Search code examples
pythonpython-3.xgraphnetworkxgraph-theory

How to efficiently find pairs of nodes in a graph that when removed will cause the graph to split?


Consider this simple biconnected graph (graph without articulation points):

import networkx as nx

G = nx.diamond_graph()
nx.draw(G, with_labels=True)

diamond graph

I want to find out what two pairs of nodes when removed from the graph will cause the graph to split. For example removing nodes 1 and 2 from this graph will cause the graph to have 2 components: node 3 and node 0). For this I am removing the combination of nodes one by one and counting the number of components left in the graph.

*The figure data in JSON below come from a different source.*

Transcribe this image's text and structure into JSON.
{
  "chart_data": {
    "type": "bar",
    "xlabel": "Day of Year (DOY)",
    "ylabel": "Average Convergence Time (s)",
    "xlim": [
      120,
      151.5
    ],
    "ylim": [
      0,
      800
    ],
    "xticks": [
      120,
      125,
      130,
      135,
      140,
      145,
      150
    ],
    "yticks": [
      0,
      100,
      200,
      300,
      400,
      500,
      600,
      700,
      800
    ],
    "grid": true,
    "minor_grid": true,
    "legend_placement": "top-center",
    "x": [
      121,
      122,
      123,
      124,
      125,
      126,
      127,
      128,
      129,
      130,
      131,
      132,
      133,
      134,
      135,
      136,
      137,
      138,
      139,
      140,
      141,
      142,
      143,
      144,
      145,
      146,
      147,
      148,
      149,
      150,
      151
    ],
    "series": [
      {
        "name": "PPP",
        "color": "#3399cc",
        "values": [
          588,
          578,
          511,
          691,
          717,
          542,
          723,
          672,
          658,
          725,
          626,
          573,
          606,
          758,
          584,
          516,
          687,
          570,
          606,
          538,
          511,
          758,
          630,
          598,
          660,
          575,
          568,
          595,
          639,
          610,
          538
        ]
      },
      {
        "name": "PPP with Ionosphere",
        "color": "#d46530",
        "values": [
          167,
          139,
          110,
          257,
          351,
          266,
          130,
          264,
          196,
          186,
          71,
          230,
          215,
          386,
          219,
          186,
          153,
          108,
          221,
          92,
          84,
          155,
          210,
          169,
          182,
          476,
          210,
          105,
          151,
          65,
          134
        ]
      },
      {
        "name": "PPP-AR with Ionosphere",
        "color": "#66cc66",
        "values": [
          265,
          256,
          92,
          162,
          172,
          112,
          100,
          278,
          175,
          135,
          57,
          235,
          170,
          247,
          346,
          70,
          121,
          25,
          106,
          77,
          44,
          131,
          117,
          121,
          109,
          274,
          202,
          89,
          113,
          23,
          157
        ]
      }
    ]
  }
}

from itertools import combinations

breaking_combinations = []
combos = combinations(G.nodes(), 2)
for combo in combos:
    G_copy = G.copy()
    init_num_components = nx.number_connected_components(G_copy)
    G_copy.remove_nodes_from(combo)
    num_components_after_combo_removed = nx.number_connected_components(G_copy)
    if num_components_after_combo_removed > init_num_components:
        breaking_combinations.append(combo)

print(breaking_combinations)

The logic works fine and I am getting the expected results: (1, 2) in this example. But this process is so slow on big graphs (~10,000 nodes) that it takes forever to find all combinations in the graph.

My question is: is there an efficient alternate approach I can use to achieve the same results - perhaps by using in-built networkx algorithms?


Solution

  • To expand on my comment above:

    import networkx as nx
    
    G = nx.diamond_graph()
    
    solutions = []
    for removed_node in G:
        H = G.subgraph([node for node in G if node != removed_node]) # subgraph views are much faster to initialize than copies
        solutions.extend([(removed_node, node) for node in nx.articulation_points(H)])
    print(solutions)
    # (1, 2), (2, 1)
    

    Edit

    I also did a little bit of testing. The results are encouraging.

    import networkx as nx
    
    from itertools import combinations
    
    
    def find_articulation_pairs(G):
        solutions = []
        for removed_node in G:
            H = G.subgraph([node for node in G if node != removed_node]) # subgraph views are much faster to initialize than copies
            solutions.extend([(removed_node, node) for node in nx.articulation_points(H)])
        return solutions
    
    
    def find_articulation_pairs_baseline(G):
        # the original approach with minor improvements
        total_components = nx.number_connected_components(G) # no need to compute this number on each iteration
        solutions = []
        for removed_nodes in combinations(G, 2):
            H = G.subgraph([node for node in G if node not in removed_nodes])
            if nx.number_connected_components(H) > total_components:
                solutions.append(removed_nodes)
        return solutions
    
    
    def test_correctness():
        G = nx.diamond_graph()
        print(find_articulation_pairs(G))
        print(find_articulation_pairs_baseline(G))
    
    
    def test_running_time():
        import time
    
        # large random graph
        G = nx.erdos_renyi_graph(100, 0.1)
    
        # largest biconnected subgraph
        H = G.subgraph(max(nx.biconnected_components(G), key=len))
    
        tic = time.time()
        _ = find_articulation_pairs(H)
        toc = time.time()
        _ = find_articulation_pairs_baseline(H)
        tac = time.time()
    
        print(f"Baseline time: {tac-toc:.2f}")
        print(f"Improved time: {toc-tic:.2f}")
    
    
    if __name__ == "__main__":
    
        test_correctness()
        test_running_time()
    
    

    Running the script results in the following output:

    [(1, 2), (2, 1)]
    [(1, 2)]
    Baseline time: 14.72
    Improved time: 0.44
    

    Edit #2

    Both approaches are trivial to parallelize, so depending on the number of available cores, there is another speed-up of factor 4-12 to achieve.

    Some back of the envelope calculations suggest that for 10k nodes, the running time of my improved approach (on my machine without parallelization) would still be around 2 days, so such parallelization is probably not optional but a must.